[spambayes-dev] Re: Pickle vs DB inconsistencies

Greg Ward gward at python.net
Mon Jul 7 22:59:33 EDT 2003


On 07 July 2003, Meyer, Tony said:
> Which scripts don't use the "-[d|D] filename" format?  They should all
> work with setting [Storage]persistent_storage_file in a config file, as
> well.

Well, they all seem to use -d/-D, but differently.  Eg.

  hammie.py -d -p spambayes.db

means open a DBM store (what does "-p" have to do with "name of database
file?" -- I know, I know, hysterical raisons, but it's still annoying),
whereas

  hammie.py -D -p spambayes.pkl

opens a pickle.  But with dbExpImp.py, -d and -D are reversed in
meaning, and there's no -p option:

  dbExpImp -D spambayes.db
  dbExpImp -d spambayes.pkl

A third variation:

  hammiefilter.py -d spambayes.db
  hammiefilter.py -D spambayes.pkl

This is all intensely annoying.  One clear, obvious, sensible way to do
it:

  <script> -d spambayes.db    # load a DBM store
  <script> -p spambayes.pkl   # load a pickle store

Also, the help for those three scripts (the only ones I've looked at for
this rant) are formatted inconsistently.  You might not like Optik's
help formatting (I'm not always sure I do), but at least it's the same
for every script!  And thanks to David Goodger, you can override it.

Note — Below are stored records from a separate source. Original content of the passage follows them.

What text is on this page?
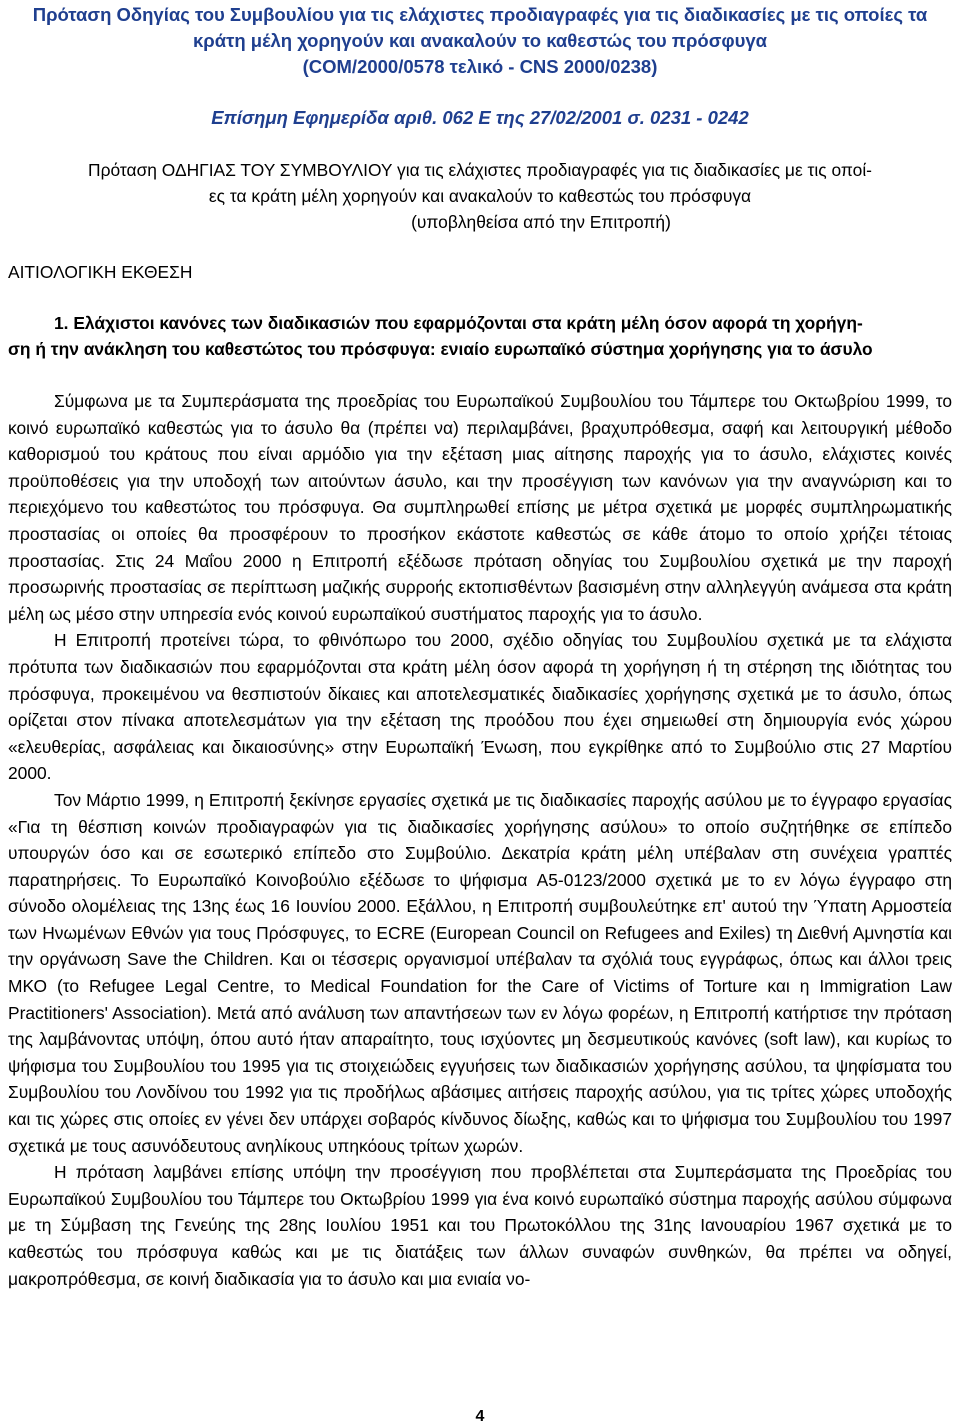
Πρόταση Οδηγίας του Συμβουλίου για τις ελάχιστες προδιαγραφές για τις διαδικασίες με τις οποίες τα
κράτη μέλη χορηγούν και ανακαλούν το καθεστώς του πρόσφυγα
(COM/2000/0578 τελικό - CNS 2000/0238)
Επίσημη Εφημερίδα αριθ. 062 E της 27/02/2001 σ. 0231 - 0242
Πρόταση ΟΔΗΓΙΑΣ ΤΟΥ ΣΥΜΒΟΥΛΙΟΥ για τις ελάχιστες προδιαγραφές για τις διαδικασίες με τις οποί-
ες τα κράτη μέλη χορηγούν και ανακαλούν το καθεστώς του πρόσφυγα
(υποβληθείσα από την Επιτροπή)
ΑΙΤΙΟΛΟΓΙΚΗ ΕΚΘΕΣΗ
1. Ελάχιστοι κανόνες των διαδικασιών που εφαρμόζονται στα κράτη μέλη όσον αφορά τη χορήγη-
ση ή την ανάκληση του καθεστώτος του πρόσφυγα: ενιαίο ευρωπαϊκό σύστημα χορήγησης για το άσυλο

Σύμφωνα με τα Συμπεράσματα της προεδρίας του Ευρωπαϊκού Συμβουλίου του Τάμπερε του Οκτωβρίου 1999, το κοινό ευρωπαϊκό καθεστώς για το άσυλο θα (πρέπει να) περιλαμβάνει, βραχυπρόθεσμα, σαφή και λειτουργική μέθοδο καθορισμού του κράτους που είναι αρμόδιο για την εξέταση μιας αίτησης παροχής για το άσυλο, ελάχιστες κοινές προϋποθέσεις για την υποδοχή των αιτούντων άσυλο, και την προσέγγιση των κανόνων για την αναγνώριση και το περιεχόμενο του καθεστώτος του πρόσφυγα. Θα συμπληρωθεί επίσης με μέτρα σχετικά με μορφές συμπληρωματικής προστασίας οι οποίες θα προσφέρουν το προσήκον εκάστοτε καθεστώς σε κάθε άτομο το οποίο χρήζει τέτοιας προστασίας. Στις 24 Μαΐου 2000 η Επιτροπή εξέδωσε πρόταση οδηγίας του Συμβουλίου σχετικά με την παροχή προσωρινής προστασίας σε περίπτωση μαζικής συρροής εκτοπισθέντων βασισμένη στην αλληλεγγύη ανάμεσα στα κράτη μέλη ως μέσο στην υπηρεσία ενός κοινού ευρωπαϊκού συστήματος παροχής για το άσυλο.

Η Επιτροπή προτείνει τώρα, το φθινόπωρο του 2000, σχέδιο οδηγίας του Συμβουλίου σχετικά με τα ελάχιστα πρότυπα των διαδικασιών που εφαρμόζονται στα κράτη μέλη όσον αφορά τη χορήγηση ή τη στέρηση της ιδιότητας του πρόσφυγα, προκειμένου να θεσπιστούν δίκαιες και αποτελεσματικές διαδικασίες χορήγησης σχετικά με το άσυλο, όπως ορίζεται στον πίνακα αποτελεσμάτων για την εξέταση της προόδου που έχει σημειωθεί στη δημιουργία ενός χώρου «ελευθερίας, ασφάλειας και δικαιοσύνης» στην Ευρωπαϊκή Ένωση, που εγκρίθηκε από το Συμβούλιο στις 27 Μαρτίου 2000.

Τον Μάρτιο 1999, η Επιτροπή ξεκίνησε εργασίες σχετικά με τις διαδικασίες παροχής ασύλου με το έγγραφο εργασίας «Για τη θέσπιση κοινών προδιαγραφών για τις διαδικασίες χορήγησης ασύλου» το οποίο συζητήθηκε σε επίπεδο υπουργών όσο και σε εσωτερικό επίπεδο στο Συμβούλιο. Δεκατρία κράτη μέλη υπέβαλαν στη συνέχεια γραπτές παρατηρήσεις. Το Ευρωπαϊκό Κοινοβούλιο εξέδωσε το ψήφισμα A5-0123/2000 σχετικά με το εν λόγω έγγραφο στη σύνοδο ολομέλειας της 13ης έως 16 Ιουνίου 2000. Εξάλλου, η Επιτροπή συμβουλεύτηκε επ' αυτού την Ύπατη Αρμοστεία των Ηνωμένων Εθνών για τους Πρόσφυγες, το ECRE (European Council on Refugees and Exiles) τη Διεθνή Αμνηστία και την οργάνωση Save the Children. Και οι τέσσερις οργανισμοί υπέβαλαν τα σχόλιά τους εγγράφως, όπως και άλλοι τρεις ΜΚΟ (το Refugee Legal Centre, το Medical Foundation for the Care of Victims of Torture και η Immigration Law Practitioners' Association). Μετά από ανάλυση των απαντήσεων των εν λόγω φορέων, η Επιτροπή κατήρτισε την πρόταση της λαμβάνοντας υπόψη, όπου αυτό ήταν απαραίτητο, τους ισχύοντες μη δεσμευτικούς κανόνες (soft law), και κυρίως το ψήφισμα του Συμβουλίου του 1995 για τις στοιχειώδεις εγγυήσεις των διαδικασιών χορήγησης ασύλου, τα ψηφίσματα του Συμβουλίου του Λονδίνου του 1992 για τις προδήλως αβάσιμες αιτήσεις παροχής ασύλου, για τις τρίτες χώρες υποδοχής και τις χώρες στις οποίες εν γένει δεν υπάρχει σοβαρός κίνδυνος δίωξης, καθώς και το ψήφισμα του Συμβουλίου του 1997 σχετικά με τους ασυνόδευτους ανηλίκους υπηκόους τρίτων χωρών.

Η πρόταση λαμβάνει επίσης υπόψη την προσέγγιση που προβλέπεται στα Συμπεράσματα της Προεδρίας του Ευρωπαϊκού Συμβουλίου του Τάμπερε του Οκτωβρίου 1999 για ένα κοινό ευρωπαϊκό σύστημα παροχής ασύλου σύμφωνα με τη Σύμβαση της Γενεύης της 28ης Ιουλίου 1951 και του Πρωτοκόλλου της 31ης Ιανουαρίου 1967 σχετικά με το καθεστώς του πρόσφυγα καθώς και με τις διατάξεις των άλλων συναφών συνθηκών, θα πρέπει να οδηγεί, μακροπρόθεσμα, σε κοινή διαδικασία για το άσυλο και μια ενιαία νο-

4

The script names are also terrible.  hammie.py might have made a cute
sort of sense nine months ago when this was Tim's play project, but now
it's sitting in /usr/local/bin and what the *hell* does "hammie" mean?
Nothing!  Likewise, dbExpImp could apply to any application that has a
database.

> > IMHO there should be one script for each 
> > of the following tasks:
> [...]
> >   * export a database
> >   * import a database
> 
> Any particular reason that these should be separated into two scripts?
> (Rather than having one script to "convert" a database?)

Because they're two separate tasks.  Merging them into one command means
you need some way to say whether you want to export or import -- that's
a modal option, and I'm very leery of modal options, because generally
they're required options, and "required option" is an oxymoron if I ever
heard one.  See http://www.gerg.ca/software/optik/tao.html for more
details.

(Note that I said "one command", not "one script".  From a Unix
perspective, it would make perfect sense to have one script, and make
sb-export and sb-import both symlinks to it.  See gzip/gunzip for the
canonical example.  [Hmmm, actually they're hardlinked on my system, but
whatever.]  Dunno how Windows people deal with that sort of thing.)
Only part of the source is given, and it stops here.